Uma moça parou ao lado do rapaz e, ele vendo que ela se equilibrava com dificuldades, ofereceu-lhe o lugar. Ela tinha um olhar triste e apagado. E ela o ignorou, seja por receio de alguma cantada indesejada ou trauma pelas notícias de violência cotidiana. Ele ainda insistiu e pediu para que ela deixasse uma ou todas as sacolas pesadas que segurava com uma das mãos, enquanto a outra tentava se agarrar nas curvas fechadas que o ônibus fazia. Novamente ela o ignorou e inclusive avançou para a porta de saída, descendo no próximo ponto. Pela pressa, o rapaz pensou que aquele nem era o ponto dela. Quando o ônibus saiu do ponto, ele ainda a acompanhou com os olhos, parada no ponto, com o mesmo olhar triste e apagado que estava dentro do veículo.
No mesmo local que ela desceu, tinha um jardim muito bem cuidado, com um canteiro de flores que contrastava com aquela manhã comum. Eram tantas flores, mas tantas flores, que as cores chegavam a hipnotizar, parecendo que um jarro de água tinha caído sobre uma aquarela, fazendo uma mistura de cores absolutamente incomum de se ver.
Mas a despeito daquela profusão de cores, as pessoas passavam apressadas, sem ao menos olhar para o lado. As pessoas iam e vinham de cabeça baixa e passos largos. E outro ônibus passou, a moça de olhar triste e apagado subiu, as pessoas em frente ao jardim falavam alto e gesticulando com seus celulares e os carros cruzavam apressados a rua. Apenas uma borboleta flutuava sobre o jardim de flores coloridas. E ela voou dali para um hospital na quadra seguinte.
Entrou por uma janela entreaberta e dançou por alguns momentos por um quarto. No quarto estavam três pessoas, pai, mãe e filho. O filho estava fazendo alguns curativos na perna. Tombo de bicicleta. Uma enfermeira entrou com um estojinho de primeiros socorros começou o rápido procedimento. A borboleta que saiu do jardim multicolorido insistia em mostrar um pouco de cor naquele ambiente verde frio. Não perceberam ou se perceberam, não deram a mínima. E ela saiu pela janela entreaberta e foi pousar numa árvore que tinha do outro lado da rua. Ficou bem em cima de um velhinho com um violão que libertava melodias de músicas conhecidas.

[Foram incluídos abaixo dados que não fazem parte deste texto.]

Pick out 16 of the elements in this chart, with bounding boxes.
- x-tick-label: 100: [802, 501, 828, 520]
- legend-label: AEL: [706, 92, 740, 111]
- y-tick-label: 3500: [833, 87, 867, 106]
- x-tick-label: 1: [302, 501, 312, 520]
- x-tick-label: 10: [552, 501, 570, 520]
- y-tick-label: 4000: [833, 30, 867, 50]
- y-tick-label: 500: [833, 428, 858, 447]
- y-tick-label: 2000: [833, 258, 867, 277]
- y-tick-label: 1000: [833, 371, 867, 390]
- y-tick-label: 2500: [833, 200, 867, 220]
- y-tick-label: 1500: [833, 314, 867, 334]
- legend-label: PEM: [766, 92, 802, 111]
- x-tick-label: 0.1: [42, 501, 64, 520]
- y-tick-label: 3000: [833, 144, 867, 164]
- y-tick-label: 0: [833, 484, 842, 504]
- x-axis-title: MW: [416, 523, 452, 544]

As pessoas, ora com seus fones de ouvido, ora com suas discussões intermináveis ao celular, nem percebiam o som que saia do violão já bem judiado pelo tempo. Indiferente à percepção ignorante dos passantes, o velhinho continuou com a sua música até o final da tarde. E o sol se pôs e a noite caiu e o rapaz, as flores, a borboleta e o velhinho do violão, sumiram.
Em algum local, desses que a nossa percepção apressada e desviada pelo bombardeio de estímulos não consegue sequer saber da existência, acontece uma conversa absolutamente absurda: um rapaz, centenas de flores, uma borboleta e um velhinho, todos prestam contas do que teria sido o dia.
Lembram daquela moça triste? Hoje tentei abordá-la, conversar um pouco. Ela nem ao menos olhou pra mim.
As flores emendaram: e nós? Como alguém consegue passar indiferente a essas cores? Um dia todo e nenhuma pessoa sequer virou a cabeça para olhar.
A borboleta também se juntou ao coro de descontentes: entrei em um hospital para tentar quebrar o gelo e a preocupação em torno de um pequeno machucado. Sem sucesso.
O velhinho do violão também não trazia boas noticias: toquei as melodias mais lindas que conheço. Nada. Nem um olhar de aprovação ou ciência de que eu estava ali. Todos, absolutamente todos, zumbis de si mesmo.
E assim, essa reunião se deu por encerrada. Todos descontentes e sem a missão cumprida.

Como voltarão? E quem é que sabe como a felicidade vem nos encontrar?